Since his inauguration, President Donald Trump has been waging war against the American press by dismissing unfavorable reports as “fake news” and calling the media “the enemy of the American people.”

As a countermeasure, The Washington Post has publicly fact-checked every claim that Trump has labeled as fake. In August, The Boston Globe coordinated editorials from newspapers across the nation to push back against Trump’s attacks on the press. The Associated Press characterized this effort as the declaration of a “war of words” against Trump.

News organizations might frame themselves as the besieged party in this “war.” But what if they’re as much to blame as the president in this back-and-forth? And what if readers are to blame as well?

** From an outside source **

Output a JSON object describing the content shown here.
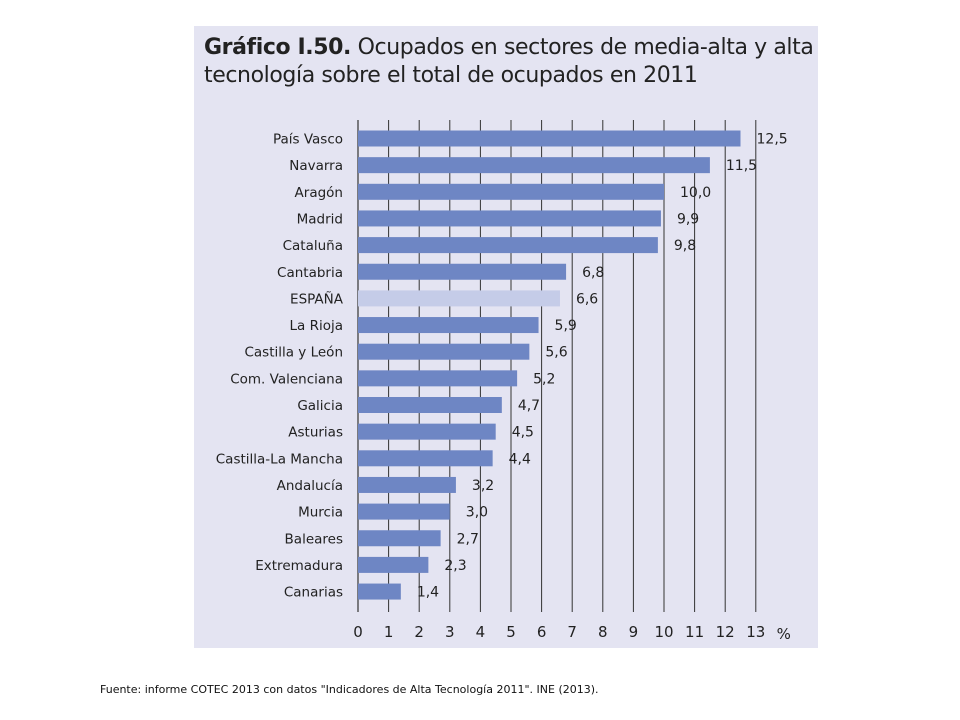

In an unpublished manuscript titled “The War of Words,” the late rhetorical theorist and cultural critic Kenneth Burke cast the media as agents of political warfare. In 2012, we found this manuscript in Burke’s papers and, after working closely with Burke’s family and the University of California Press, it will be published in October 2018.

In “The War of Words,” Burke urges readers to recognize the role they also play in sustaining polarization. He points to how seemingly innocuous features in a news story can actually compromise values readers might hold, whether it’s debating the issues further, finding points of consensus, and, ideally, avoiding war.

A book born out of the Cold War

In 1939 – just before Adolf Hitler invaded Poland – Burke wrote an influential essay, “The Rhetoric of Hitler’s ‘Battle,’” in which he outlined how Hitler had weaponized language to foment antipathy, scapegoat Jews and unite Germans against a common enemy.

After World War II ended and America’s leaders turned their attention to the Soviet Union, Burke saw some parallels to Hitler in the way language was being weaponized in the U.S.